Pek az otomobil rol aldığı film ile birlikte anılma şansına erişir. Örneğin James Bond'u hayal ettiğinizde aklınıza direkt olarak Aston Martin DB5 gelir. DeLorean DMC-12 ise zamanının ötesinde bulunan tasarımı ile Geleceğe Dönüş serisi ile özdeşleşmiştir. Bugün de bu aracın gerçek bir zaman yolcusu olduğunu kanıtlayan bir video ile karşı karşıyayız.
Otonom otomobiller artık hayatımızın önemli bir parçası olmuş durumda. Bolca zaman ve kaynağın kullanıldığı otonom sürüş teknolojileri, otomotiv sektörünün büyük firmalarını bile işbirliği yapmaya zorluyor. Elindeki kısıtlı kaynaklara rağmen projesinden vazgeçmeyen Stanford mezunu Jon Goh ise ortaya Dr. Emmett Brown'ı bile memnun edecek bir araç çıkarmış.
Bunu da oku
1981 model "Marty" adındaki otonom DeLorean'a merhaba deyin. Goh, aracın ismini ana teknolojisi olan "Multiple Actuator Research Test bed for Yaw control" ibaresinden aldığını belirtse de biz asıl amacın Marty McFly'a bir gönderme olduğunu çok iyi anlıyoruz.
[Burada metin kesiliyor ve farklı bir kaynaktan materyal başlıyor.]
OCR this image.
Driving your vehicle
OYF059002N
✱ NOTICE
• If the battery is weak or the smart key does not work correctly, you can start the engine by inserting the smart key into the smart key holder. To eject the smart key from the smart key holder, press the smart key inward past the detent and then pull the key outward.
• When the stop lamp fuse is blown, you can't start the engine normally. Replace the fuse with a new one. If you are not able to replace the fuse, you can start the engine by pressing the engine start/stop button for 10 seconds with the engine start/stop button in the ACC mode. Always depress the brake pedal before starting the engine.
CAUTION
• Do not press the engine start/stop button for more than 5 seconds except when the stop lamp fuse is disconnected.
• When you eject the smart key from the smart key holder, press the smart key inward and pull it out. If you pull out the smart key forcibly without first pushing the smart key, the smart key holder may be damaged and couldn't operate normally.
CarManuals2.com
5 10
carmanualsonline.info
Makine Mühendisliği bölümündeki doktorasını henüz tamamlamış olan Goh, ekibi ile birlikte 4 yıllık uğraş sonucunda bu modeli üretmeyi başarmış.
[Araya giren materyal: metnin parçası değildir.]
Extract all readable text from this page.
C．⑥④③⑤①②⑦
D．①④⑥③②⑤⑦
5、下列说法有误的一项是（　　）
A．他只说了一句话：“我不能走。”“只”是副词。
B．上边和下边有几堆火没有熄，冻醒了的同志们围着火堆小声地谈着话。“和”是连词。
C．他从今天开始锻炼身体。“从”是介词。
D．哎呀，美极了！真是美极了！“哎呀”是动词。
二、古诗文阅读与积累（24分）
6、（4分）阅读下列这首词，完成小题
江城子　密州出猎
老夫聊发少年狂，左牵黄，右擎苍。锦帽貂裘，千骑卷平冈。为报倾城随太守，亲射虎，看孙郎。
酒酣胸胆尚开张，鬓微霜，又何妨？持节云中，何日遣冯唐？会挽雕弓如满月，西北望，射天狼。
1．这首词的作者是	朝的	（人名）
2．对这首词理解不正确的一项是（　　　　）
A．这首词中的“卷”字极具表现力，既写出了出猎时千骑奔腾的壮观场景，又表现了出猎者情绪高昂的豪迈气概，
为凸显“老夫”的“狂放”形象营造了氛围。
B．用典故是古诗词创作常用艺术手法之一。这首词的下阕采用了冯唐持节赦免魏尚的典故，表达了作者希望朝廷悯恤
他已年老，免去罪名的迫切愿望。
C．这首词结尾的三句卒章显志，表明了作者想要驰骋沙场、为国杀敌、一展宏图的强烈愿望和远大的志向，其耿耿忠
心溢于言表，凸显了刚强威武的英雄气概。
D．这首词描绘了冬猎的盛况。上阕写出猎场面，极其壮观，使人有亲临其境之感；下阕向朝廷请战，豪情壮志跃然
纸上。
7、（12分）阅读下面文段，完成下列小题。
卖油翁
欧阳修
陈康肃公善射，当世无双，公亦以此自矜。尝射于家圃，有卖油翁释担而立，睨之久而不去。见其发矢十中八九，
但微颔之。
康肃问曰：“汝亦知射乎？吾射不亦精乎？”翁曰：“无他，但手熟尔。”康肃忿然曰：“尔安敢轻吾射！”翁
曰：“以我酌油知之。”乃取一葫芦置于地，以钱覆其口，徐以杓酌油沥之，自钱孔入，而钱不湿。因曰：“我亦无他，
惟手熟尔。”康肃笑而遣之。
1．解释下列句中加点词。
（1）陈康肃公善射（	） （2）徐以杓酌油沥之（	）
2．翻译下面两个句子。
Yoğun bir modifiye işleminden geçen araç tamamen elektrikli hale de getirilmiş. Özel bir süspansiyon sistemine kavuşan efsane, içerisine eklenen takla kafesi ile çok daha güvenli hale getirilmiş. Tabi ki modelin ana yapısını oluşturan otonom sistem de kabinin içerisinde bulunuyor. Tam 4 sene boyunca makine öğrenimi ile geliştirilen bu araç, pist üzerinde akıcı driftler yapabilecek hale gelmiş.
Galeri: Stanford Öğrencilerinin Otonom DeLorean'ı
GPS koordinat sistemini kullanan ana sistem; DeLorean'ın pozisyonunu konilere, kutulara ve saman balyalarına göre ayarlıyor. Bu sayede modelin hiçbir engele çarpmadan hareket etmesi sağlanıyor. Goh, yukarıda izlediğiniz videonun Thunderhill pistinde çekilen ilk video olduğunu ve buna rağmen aracın hiçbir engele takılmadığını ifade ediyor.
Goh ve Stanford'daki ekibi aracı sadece drift yapabilmesi için geliştirmemiş. Ekip, gelişmiş otonom sistemleri üzerinde hummalı bir çalışma sürdürüyor. Eğer başarılı olabilirlerse bu sayede gelecekteki otonom araçların çok daha akıcı hareket edebilmesine olanak sağlayacaklarına inanıyorlar.
Driftçi DeLorean'ın hikayesi bir süre daha konuşulacak gibi görünüyor.